Deep Instinct Files Portfolio of Patents to Implement Deep Learning in Cybersecurity
Patent-pending technology applying deep learning to cybersecurity for the first time prevents zero-day and APT attacks on endpoints, servers and mobile devices, freeing enterprises from costly recovery
Deep learning is a novel branch of artificial intelligence. It is considered by many researchers in the field of computational intelligence to contain the most suitable family of algorithms for domains that require the ability to analyze vast and complex data, such as the data comprising files in cybersecurity.
Deep Instinct is the first company applying deep learning to detect, in real-time, malware on endpoints, servers and mobile devices, focusing on zero days and APT attacks – areas where traditional cybersecurity practices lack the capacity to protect in real-time.

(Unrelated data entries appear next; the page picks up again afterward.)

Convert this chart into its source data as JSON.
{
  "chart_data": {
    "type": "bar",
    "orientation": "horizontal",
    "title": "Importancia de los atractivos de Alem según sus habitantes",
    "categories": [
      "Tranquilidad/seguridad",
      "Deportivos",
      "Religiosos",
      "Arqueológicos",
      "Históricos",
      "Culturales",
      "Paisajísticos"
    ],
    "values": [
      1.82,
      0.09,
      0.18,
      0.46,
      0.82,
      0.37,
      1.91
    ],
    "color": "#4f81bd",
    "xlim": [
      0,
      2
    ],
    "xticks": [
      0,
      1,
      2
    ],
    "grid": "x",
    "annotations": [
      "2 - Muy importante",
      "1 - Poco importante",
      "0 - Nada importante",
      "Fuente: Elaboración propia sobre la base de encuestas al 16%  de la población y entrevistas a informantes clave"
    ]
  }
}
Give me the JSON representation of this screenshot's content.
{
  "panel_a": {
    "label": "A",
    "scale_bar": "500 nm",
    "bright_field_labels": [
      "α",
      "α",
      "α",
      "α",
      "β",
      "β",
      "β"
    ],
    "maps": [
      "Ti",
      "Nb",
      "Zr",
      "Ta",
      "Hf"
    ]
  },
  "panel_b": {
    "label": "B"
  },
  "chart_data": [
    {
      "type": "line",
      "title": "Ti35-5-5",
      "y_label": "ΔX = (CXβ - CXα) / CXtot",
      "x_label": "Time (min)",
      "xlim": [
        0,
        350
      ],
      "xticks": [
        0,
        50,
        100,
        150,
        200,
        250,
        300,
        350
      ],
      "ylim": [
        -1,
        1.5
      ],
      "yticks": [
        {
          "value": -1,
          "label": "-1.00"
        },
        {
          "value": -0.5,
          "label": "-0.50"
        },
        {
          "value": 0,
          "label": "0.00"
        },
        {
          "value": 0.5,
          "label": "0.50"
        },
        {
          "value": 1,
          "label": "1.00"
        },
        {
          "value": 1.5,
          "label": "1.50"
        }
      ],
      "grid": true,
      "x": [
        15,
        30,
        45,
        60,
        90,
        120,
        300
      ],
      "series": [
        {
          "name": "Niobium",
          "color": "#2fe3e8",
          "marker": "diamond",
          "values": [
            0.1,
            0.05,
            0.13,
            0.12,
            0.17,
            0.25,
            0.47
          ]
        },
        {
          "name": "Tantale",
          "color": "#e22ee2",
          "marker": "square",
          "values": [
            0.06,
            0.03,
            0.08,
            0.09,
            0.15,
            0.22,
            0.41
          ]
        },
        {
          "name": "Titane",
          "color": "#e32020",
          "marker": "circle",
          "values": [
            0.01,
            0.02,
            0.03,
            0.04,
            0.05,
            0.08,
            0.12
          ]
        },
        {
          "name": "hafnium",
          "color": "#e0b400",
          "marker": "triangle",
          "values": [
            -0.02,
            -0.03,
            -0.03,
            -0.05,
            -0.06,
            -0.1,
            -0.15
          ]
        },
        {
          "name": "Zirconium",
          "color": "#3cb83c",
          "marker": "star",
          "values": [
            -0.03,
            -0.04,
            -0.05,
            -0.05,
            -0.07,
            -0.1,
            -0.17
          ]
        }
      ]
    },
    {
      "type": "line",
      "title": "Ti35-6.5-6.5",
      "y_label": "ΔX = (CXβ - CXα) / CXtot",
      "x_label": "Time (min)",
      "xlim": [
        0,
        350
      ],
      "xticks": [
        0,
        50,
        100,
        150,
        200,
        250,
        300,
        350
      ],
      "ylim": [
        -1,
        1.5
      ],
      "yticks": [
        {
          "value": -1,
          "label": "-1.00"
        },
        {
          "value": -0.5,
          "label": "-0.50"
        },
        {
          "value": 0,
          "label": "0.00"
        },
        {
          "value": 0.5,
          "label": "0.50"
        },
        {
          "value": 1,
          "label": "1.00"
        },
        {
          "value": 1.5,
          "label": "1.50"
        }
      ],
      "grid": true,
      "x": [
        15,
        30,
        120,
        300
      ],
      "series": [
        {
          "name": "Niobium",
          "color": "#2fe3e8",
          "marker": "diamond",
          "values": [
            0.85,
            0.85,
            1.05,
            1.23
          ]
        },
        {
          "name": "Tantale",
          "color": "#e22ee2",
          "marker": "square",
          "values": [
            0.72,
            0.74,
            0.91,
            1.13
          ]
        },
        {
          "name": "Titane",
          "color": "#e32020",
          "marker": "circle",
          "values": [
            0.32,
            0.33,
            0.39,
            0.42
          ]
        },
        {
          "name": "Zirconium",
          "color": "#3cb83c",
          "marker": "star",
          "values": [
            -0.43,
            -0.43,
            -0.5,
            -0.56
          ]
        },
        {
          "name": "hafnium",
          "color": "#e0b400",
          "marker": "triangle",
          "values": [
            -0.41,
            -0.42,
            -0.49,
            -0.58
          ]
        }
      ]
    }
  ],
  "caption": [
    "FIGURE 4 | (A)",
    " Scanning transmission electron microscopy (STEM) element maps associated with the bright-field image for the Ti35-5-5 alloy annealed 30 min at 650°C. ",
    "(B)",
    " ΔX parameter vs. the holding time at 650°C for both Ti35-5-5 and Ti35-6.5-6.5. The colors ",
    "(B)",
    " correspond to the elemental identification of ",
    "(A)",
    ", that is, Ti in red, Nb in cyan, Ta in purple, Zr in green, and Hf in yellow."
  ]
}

In order to obtain a trained deep learning model, the neural networks comprising the deep learning must be trained on a very large corpus of data. Following its training phase, the deep learning model can then operate in a prediction mode. Applying deep learning to both phases – training and prediction – required Deep Instinct to develop tailored methodologies to optimize the detection rate, as well as other relevant parameters, such as speed and consumption of resources. The patent applications, which are confidential, utilize deep learning libraries and algorithms that were entirely created by Deep Instinct, and cover the novelty of Deep Instinct’s technology in these operational phases of the deep learning model. They relate to Deep Instinct’s ability to condense its deep learning model into a small, light agent that is installed on any endpoint, server and mobile device and operates in an autonomous manner to detect and prevent any type of malware.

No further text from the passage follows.